В то время как король отправился в собор Парижской Богоматери слушать «Те Deum», Оливье де Клиссон и маршал Сансерр заняли вооруженными силами Большой и Малый мосты. Один гарнизон разместился во дворце Сен-Поль, другой — в Бастилии. Один отряд расквартировали у Невинноубиенных, в двух шагах от Крытого рынка и Шатле, и он был готов к немедленным действиям в городе. Чтобы обеспечить мобильность при проведении операций, королевские сержанты сняли цепи на улицах и отнесли их в Лувр.
На следующий день повесили троих главных вожаков восстания майотенов — двух суконщиков и одного золотых и серебряных дел мастера.
На Париж обрушился страх. Несколько дней продолжались аресты: брали сначала нотаблей, «главных творцов и зачинщиков мятежей и неповиновений», потом взялись за мелкую сошку, которая часто становилась жертвой мести и зависти соседей, не имеющей особого отношения к событиям 1382 г. Всякий, кто что-то брякнул в течение трех последних лет, попадал в лапы королевских комиссаров, которые официально должны были вести следствие, а фактически — надолго отбить у парижан охоту плести заговоры. Армия тем временем грабила, избивала, насиловала.
Не забыли и тех, кто успел бежать из города, зная, что их ждет. Сначала от них потребовали вернуться, а потом их приговорили к изгнанию и конфискации имущества.

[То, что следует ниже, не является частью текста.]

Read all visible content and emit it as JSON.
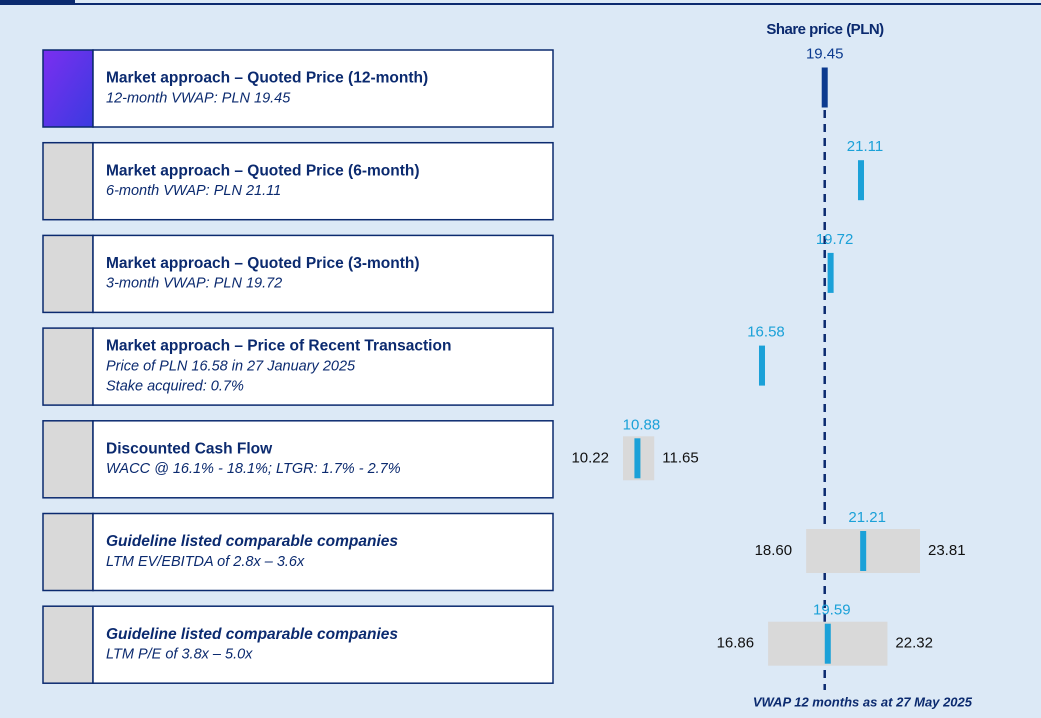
{
  "chart_data": {
    "type": "football-field",
    "title": "Share price (PLN)",
    "footnote": "VWAP 12 months as at 27 May 2025",
    "reference_value": 19.45,
    "color": "#1ba1d8",
    "highlight_color": "#0b3a8f",
    "range_color": "#d9d9d9",
    "highlight_row": 0,
    "rows": [
      {
        "title": "Market approach – Quoted Price (12-month)",
        "lines": [
          "12-month VWAP: PLN 19.45"
        ],
        "value": 19.45
      },
      {
        "title": "Market approach – Quoted Price (6-month)",
        "lines": [
          "6-month VWAP: PLN 21.11"
        ],
        "value": 21.11
      },
      {
        "title": "Market approach – Quoted Price (3-month)",
        "lines": [
          "3-month VWAP: PLN 19.72"
        ],
        "value": 19.72
      },
      {
        "title": "Market approach – Price of Recent Transaction",
        "lines": [
          "Price of PLN 16.58 in 27 January 2025",
          "Stake acquired: 0.7%"
        ],
        "value": 16.58
      },
      {
        "title": "Discounted Cash Flow",
        "lines": [
          "WACC @ 16.1% - 18.1%; LTGR: 1.7% - 2.7%"
        ],
        "value": 10.88,
        "low": 10.22,
        "high": 11.65
      },
      {
        "title": "Guideline listed comparable companies",
        "title_style": "italic",
        "lines": [
          "LTM EV/EBITDA of 2.8x – 3.6x"
        ],
        "value": 21.21,
        "low": 18.6,
        "low_label": "18.60",
        "high": 23.81
      },
      {
        "title": "Guideline listed comparable companies",
        "title_style": "italic",
        "lines": [
          "LTM P/E of 3.8x – 5.0x"
        ],
        "value": 19.59,
        "low": 16.86,
        "high": 22.32
      }
    ]
  }
}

19 января шесть человек вывели к виселице. Среди них был старый Никола Ле Фламан, очень уважаемый суконщик, который входил в состав парижской делегации на переговорах как в марте, так и в мае 1382 г. и слыл сторонником либеральных реформ. Некоторые очень кстати вспомнили, что некогда видели его в окружении Этьена Марселя во время убийства маршалов.
20 января парижане узнали, что боролись напрасно: с 1 февраля 1383 г. вводился косвенный эд на все товары, в частности, на вино и соль. Король даже не посоветовался со Штатами.
Казни продолжались до конца февраля, причем о суде и речи не было. Тем самым несколько десятков парижан, повешенных или обезглавленных, расплатились за страх, который некогда внушили королевскому правительству. Одной из последних жертв этих репрессий оказался 28 февраля адвокат Жан де Марес. Демагог и соглашатель, этот новый Робер Ле Кок три года играл двусмысленную роль человека, успокаивающего волнения, которые отчасти сам и вызвал. Его смерть успокоила прежде всего тех, кого не прекращали тревожить его очевидные политические амбиции. Де Марес с первых часов царствования был красноречивым защитником прав герцога Анжуйского на регентство. Филипп Бургундский и Иоанн Беррийский вспомнили об этом.
Наконец король обратил свою милость в монету. Тяжелый штраф, наложенный на весь город, и несколько сот конфискаций поддержали на плаву королевские финансы и состояния многих придворных.
Прежде всего надо было уничтожить душу парижского сопротивления, лишив город единственного органа, придававшего ему политическую и экономическую сплоченность, муниципалитета, который не был таковым, потому что Париж не имел хартии: купеческое превотство — прево и его четыре эшевена — отныне представляло город только в той мере, в какой это было удобно королевской власти, иначе говоря, когда король нуждался в собеседнике. 27 января 1383 г. должность купеческого прево была объединена с должностью прево Парижа: отныне у города не было другого главы, кроме королевского чиновника. Все суды, которым были подсудны только представители отдельных профессий, были распущены. Цеха больше не имели даже права собираться вместе, кроме как на мессу. Парижский прево, легист Одуэн Шоверон, даже поселится на Гревской площади в знаменитом «Доме с колоннами»: ратуши больше не было.